WOOHOO I ran away….to London for the day to meet some friends.  I love London, it reminds me of why I live here.  I could just sit and people watch all day.  You can dress and be anything in London and no one bats an eye.  It makes me smile.  I only ever walk or catch the bus in London, as you miss soooo much on the Tube.  I always give myself extra time, so I can get the front seat at the top of the lovely red double decker buses, just so I can watch, see and absorb.

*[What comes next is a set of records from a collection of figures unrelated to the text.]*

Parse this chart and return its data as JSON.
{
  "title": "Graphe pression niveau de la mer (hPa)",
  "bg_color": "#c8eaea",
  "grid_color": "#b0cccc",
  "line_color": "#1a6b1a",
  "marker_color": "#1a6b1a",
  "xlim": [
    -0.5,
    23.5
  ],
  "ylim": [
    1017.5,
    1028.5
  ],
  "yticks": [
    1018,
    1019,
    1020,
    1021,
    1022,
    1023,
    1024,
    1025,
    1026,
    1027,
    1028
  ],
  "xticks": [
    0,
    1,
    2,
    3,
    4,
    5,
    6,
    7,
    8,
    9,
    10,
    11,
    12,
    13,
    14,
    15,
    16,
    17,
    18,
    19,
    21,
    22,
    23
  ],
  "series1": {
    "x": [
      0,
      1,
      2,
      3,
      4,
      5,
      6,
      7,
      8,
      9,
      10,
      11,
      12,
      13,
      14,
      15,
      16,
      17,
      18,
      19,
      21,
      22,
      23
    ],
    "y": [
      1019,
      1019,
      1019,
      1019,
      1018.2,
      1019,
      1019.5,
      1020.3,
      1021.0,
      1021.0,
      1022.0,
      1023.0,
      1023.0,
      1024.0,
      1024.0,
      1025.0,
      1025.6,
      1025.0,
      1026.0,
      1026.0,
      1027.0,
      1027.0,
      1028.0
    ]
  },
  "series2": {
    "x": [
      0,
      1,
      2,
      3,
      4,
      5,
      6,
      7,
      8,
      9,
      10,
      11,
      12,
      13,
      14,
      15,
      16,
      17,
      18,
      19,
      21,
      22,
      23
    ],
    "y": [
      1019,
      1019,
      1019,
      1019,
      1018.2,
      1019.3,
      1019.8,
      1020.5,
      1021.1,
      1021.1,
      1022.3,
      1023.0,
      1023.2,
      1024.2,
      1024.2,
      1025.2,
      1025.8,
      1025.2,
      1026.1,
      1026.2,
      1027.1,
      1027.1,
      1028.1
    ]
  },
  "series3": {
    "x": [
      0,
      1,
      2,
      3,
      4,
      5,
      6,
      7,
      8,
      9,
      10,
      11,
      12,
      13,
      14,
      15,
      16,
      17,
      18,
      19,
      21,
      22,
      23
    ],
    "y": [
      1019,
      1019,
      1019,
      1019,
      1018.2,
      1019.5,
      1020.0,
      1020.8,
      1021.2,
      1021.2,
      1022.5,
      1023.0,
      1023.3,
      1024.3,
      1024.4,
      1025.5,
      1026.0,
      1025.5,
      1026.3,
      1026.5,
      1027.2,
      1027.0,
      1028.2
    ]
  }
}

I spent the first half of the day with one friend, just having coffee and wandering and a bit of shopping, but mostly talking.  She then took me to a little alleyway just off Oxford Street for lunch – St Christopher’s Place.  Now I used to work in Oxford Street and I had NO IDEA this little place existed.  That is the wonderful thing about London, there is so much history, higgledy piggledy little streets, and more history just everywhere.  The entrance is tiny and even my knowledgeable English friend had to hunt for it and it was like a separate little village with hanging plants, wooden bench seats, quaint (expensive shops) and little restaurants and coffee shops.  GORGEOUS!  We just had to have a glass of prosecco to celebrate.

Next I met another friend for a night of movies and sushi.  Even the cinema oozed history – it was an old Theatre that has been converted to a cinema, all confusing corridors and ornate staircases.  Fab.

And after all that I felt better.  Less exhausted, less stained crumpled working mummy, even a little bit Londonfied and cosmopolitan. I had talked and talked and chatted and dumped all my worries and emotions on my lovely friends.

I sat on the train going home, peeking into people’s lit houses as I flew past, and I knew that I was all back together again and could cope with the piles of washing, the crunchy floors, the lost homework and the general endless mundanity that is my life.  Bless London and bless my friends.